“Un coeur capable de battre à travers l’univers entier”

Pauline de Cabarrus, La déchirure, 2010

Beauvoir raconte, dans Mémoires d’une d’une jeune fille rangée, qu’elle croisa un jour Simone Weil dans la cour de la Sorbonne : ” Une grande famine venait de dévaster la Chine, et l’on m’avait raconté qu’en apprenant cette nouvelle, elle avait sangloté : ces larmes forcèrent mon respect plus encore que ses dons philosophiques. J’enviais un cœur capable de battre à travers l’univers entier. “

Je doute que Simone de Beauvoir ait vraiment envié, à quelque moment que ce soit, Simone Weil. Mais je ne suis pas entièrement sûr qu’il n’y ait que de l’ironie dans son propos. Que ne ferions nous pas, en effet, si nous, les êtres humains, étions vraiment capables de maintenir intacte notre attention, notre compassion, notre colère, notre indignation en dépit des distances, du temps qui passe et de tout ce qui vient semer l’oubli et détourner notre regard ? Quelle ne serait pas notre force ?

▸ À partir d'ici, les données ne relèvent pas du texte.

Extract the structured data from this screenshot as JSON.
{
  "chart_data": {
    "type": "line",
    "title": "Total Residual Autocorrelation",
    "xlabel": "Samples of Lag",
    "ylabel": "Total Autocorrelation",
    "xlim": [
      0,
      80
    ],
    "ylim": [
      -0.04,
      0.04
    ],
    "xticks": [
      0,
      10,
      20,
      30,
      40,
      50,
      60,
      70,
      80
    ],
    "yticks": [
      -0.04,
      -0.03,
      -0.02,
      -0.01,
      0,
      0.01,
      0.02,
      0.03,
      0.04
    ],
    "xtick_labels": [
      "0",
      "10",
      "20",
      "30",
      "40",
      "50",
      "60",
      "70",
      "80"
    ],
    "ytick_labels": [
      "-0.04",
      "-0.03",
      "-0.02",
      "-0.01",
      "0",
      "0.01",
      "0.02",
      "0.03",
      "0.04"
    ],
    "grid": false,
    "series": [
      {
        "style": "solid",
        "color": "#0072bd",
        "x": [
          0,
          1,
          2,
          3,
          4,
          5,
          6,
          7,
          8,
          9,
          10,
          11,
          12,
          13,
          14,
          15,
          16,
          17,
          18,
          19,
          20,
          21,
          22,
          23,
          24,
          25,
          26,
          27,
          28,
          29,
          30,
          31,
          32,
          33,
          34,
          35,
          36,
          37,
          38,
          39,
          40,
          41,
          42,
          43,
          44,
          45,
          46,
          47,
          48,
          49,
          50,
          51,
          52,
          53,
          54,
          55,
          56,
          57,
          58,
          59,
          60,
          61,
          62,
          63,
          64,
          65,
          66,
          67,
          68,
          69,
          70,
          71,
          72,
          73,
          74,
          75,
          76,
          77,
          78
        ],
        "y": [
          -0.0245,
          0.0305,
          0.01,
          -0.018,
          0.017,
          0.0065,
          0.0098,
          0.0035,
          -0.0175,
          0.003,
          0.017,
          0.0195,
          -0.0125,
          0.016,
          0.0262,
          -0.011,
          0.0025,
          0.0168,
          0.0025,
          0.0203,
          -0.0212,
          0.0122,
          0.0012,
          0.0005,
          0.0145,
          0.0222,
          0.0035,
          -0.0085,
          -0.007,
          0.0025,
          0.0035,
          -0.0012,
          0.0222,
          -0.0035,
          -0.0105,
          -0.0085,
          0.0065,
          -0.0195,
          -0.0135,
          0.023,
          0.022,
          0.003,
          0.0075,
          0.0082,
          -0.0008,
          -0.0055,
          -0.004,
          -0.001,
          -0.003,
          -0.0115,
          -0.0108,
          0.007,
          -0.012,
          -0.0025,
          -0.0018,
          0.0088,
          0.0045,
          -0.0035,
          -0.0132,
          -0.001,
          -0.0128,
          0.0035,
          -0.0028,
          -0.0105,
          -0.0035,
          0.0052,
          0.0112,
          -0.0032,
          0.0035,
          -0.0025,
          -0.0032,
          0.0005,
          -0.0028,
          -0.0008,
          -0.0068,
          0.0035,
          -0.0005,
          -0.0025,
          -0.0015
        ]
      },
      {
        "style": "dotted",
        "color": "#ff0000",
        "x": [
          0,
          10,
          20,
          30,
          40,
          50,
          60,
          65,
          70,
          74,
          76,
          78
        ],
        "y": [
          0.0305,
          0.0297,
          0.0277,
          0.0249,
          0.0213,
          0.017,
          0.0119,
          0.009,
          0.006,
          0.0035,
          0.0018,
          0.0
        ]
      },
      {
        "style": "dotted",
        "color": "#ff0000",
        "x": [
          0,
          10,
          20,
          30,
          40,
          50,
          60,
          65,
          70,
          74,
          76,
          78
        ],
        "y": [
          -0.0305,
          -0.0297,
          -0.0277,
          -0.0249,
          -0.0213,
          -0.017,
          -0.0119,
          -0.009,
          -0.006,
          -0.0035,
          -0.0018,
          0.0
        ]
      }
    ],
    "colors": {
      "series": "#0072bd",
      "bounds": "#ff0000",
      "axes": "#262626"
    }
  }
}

Mais d’un autre côté, pourrions-nous, sans cette inattention maladive, sans cette propension viscérale à passer à autre chose, à regarder ailleurs, à nous laisser distraire, pourrions nous supporter et même simplement survivre ?

Je me demande si l’oubli, l’inattention, le divertissement ne sont pas les ingrédients nécessaires à notre existence, à notre capacité d’éprouver de la joie et de surmonter ainsi la peine profonde, le désespoir, l’abattement que provoqueraient, sinon, l’état du monde, les injures et les crimes commis chaque jour contre tant d’êtres vivants, contre tant d’êtres humains, contre tant de beauté.

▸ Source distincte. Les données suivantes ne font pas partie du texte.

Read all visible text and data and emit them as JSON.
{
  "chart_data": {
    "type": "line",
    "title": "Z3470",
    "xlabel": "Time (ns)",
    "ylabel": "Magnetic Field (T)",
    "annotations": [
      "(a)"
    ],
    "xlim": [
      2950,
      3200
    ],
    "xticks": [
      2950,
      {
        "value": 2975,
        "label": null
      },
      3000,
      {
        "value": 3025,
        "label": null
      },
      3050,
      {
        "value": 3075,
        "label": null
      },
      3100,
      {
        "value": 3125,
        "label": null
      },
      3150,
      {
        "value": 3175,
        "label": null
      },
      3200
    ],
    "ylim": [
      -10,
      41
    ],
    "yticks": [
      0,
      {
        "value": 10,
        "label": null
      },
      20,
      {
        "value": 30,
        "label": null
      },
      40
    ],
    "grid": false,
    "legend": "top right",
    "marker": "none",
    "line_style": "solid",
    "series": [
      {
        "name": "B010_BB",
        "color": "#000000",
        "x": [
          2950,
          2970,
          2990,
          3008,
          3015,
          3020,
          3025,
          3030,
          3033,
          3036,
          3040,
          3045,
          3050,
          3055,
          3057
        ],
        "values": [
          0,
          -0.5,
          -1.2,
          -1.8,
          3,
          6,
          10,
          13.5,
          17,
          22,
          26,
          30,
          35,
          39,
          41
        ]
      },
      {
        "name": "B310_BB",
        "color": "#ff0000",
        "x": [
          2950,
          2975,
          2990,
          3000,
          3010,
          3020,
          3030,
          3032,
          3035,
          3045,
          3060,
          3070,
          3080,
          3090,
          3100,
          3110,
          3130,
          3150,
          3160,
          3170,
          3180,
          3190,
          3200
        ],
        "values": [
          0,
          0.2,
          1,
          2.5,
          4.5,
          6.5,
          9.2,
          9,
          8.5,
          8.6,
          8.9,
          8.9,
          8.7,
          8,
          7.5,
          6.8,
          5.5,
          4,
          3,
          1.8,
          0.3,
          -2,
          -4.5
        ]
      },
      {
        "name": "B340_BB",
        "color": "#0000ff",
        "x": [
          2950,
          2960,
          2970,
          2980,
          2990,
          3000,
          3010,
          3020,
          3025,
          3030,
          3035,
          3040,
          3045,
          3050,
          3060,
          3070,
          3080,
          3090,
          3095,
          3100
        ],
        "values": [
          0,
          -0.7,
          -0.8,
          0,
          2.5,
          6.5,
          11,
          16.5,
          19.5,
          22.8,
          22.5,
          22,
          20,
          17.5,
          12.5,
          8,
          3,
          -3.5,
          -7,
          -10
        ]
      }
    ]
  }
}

Mais comment, dans cette inconscience salvatrice, garder l’esprit de rébellion et une chance de salut ?

Elle devait sentir cela, Simone de Beauvoir, quand elle croisait Simone Weil : qu’elle était certes un peu ridicule, un peu pénible, cette jeune femme, avec cette façon de prendre tout à cœur et de verser des larmes qui ne servaient à rien ; mais aussi que sans des êtres comme cela, sans des cœurs capables de battre à travers l’univers entier, le monde était perdu.

Elle devait ressentir ce tremblement des choses et ce déchirement.